A false positive is the dismissal or rejection of a null hypothesis when the hypothesis is true. False positives are also common in security systems. A false positive is an error in some evaluation process in which a condition tested for is mistakenly found to have been detected. A false positive is where you receive a positive result for a test, when you should have received a negative results. False positive is sometimes called a “false alarm” or “false positive error.” When trying to identify dangerous offenders researchers often make mistakes. One of these mistakes is known as a false positive.
The false positives error is identifying someone as dangerous, and possibly keeping them incarcerated or denying them parole, when they are not dangerous. The opposite of false positives would be a false negative: identifying someone as non-dangerous when they in fact go on to commit a dangerous act.
A false positive is usually
used in the medical field, but it can also apply to other arenas like software
testing. Some examples of false positives:
A pregnancy test is positive, when in fact you aren’t pregnant.
A prenatal test comes back positive for Down’s Syndrome, when actually your fetus does not have the disorder.
A cancer screening test comes back positive, but you don’t have the disease.
Virus software on your computer incorrectly identifies a harmless program as a malicious one.
False-positive in Tuberculin Skin Test. Bacille Calmette-Guérin vaccine, BCG vaccination as it is referred to as, may cause a false-positive reaction to the TST, which may complicate decisions about prescribing treatment. Blood tests to detect TB infection, unlike the TST, are not affected by prior BCG vaccination and are less likely to give a false-positive result. BCG vaccination can cause a false positive Mantoux test, a test for immunity to tuberculosis using intradermal injection of tuberculin, although a very high-grade reading is usually due to active disease.
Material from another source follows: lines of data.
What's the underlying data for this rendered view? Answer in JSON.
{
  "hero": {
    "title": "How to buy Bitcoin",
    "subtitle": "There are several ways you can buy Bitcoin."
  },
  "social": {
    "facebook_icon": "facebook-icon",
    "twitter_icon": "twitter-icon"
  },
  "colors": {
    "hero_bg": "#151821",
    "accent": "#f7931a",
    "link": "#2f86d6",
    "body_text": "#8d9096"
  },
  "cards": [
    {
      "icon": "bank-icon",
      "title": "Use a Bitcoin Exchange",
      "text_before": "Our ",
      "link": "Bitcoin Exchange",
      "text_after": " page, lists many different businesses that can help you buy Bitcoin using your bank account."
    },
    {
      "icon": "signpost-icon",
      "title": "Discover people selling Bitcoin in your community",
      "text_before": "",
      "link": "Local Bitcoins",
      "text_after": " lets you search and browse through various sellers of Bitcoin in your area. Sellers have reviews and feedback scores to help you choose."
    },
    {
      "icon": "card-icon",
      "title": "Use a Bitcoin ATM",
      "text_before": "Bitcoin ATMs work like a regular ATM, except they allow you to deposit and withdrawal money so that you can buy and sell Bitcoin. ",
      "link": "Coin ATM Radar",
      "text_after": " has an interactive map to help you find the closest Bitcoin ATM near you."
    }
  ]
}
World Health Organization does not recommend BCG vaccination for the prevention of COVID-19 for lack of evidence.
When you have a test that can say "Yes" or "No" as a medical test, it just
It could be wrong when it says "Yes".
It could be wrong when it says "No".
In medical testing, and more generally in binary classification, a false positive is an error in data reporting in which a test result improperly indicates presence of a disease, when in reality it is not present, while a false negative is an error in which a test result improperly indicates no presence of a disease, when in reality it is present. They are also known in medicine as a false positive diagnosis or false negative diagnosis. A false positive is distinct from overdiagnosis, and is also different from overtesting.
The probability that an observed positive result is a false positive (as contrasted with an observed positive result being a true positive) may be calculated using Bayes' theorem. The key concept of Bayes' theorem is that the true rates of false positives and false negatives are not a function of the accuracy of the test alone, but also the actual rate or frequency of occurrence within the test population; and, often, the more powerful issue is the actual rates of the condition within the sample being tested.
Type Error, Tyoe I errors and Type II errors are very often referred to as false positives and false negatives respectively. The terms are now commonly applied in much wider and far more general sense than Neyman and Pearson's original specific usage, as follows:
False positives in Spam
While most anti-spam tactics can block or filter a high percentage of unwanted emails, doing so without creating significant false-positive results is a much more demanding task. A false negative occurs when a spam email is not detected as spam, but is classified as non-spam.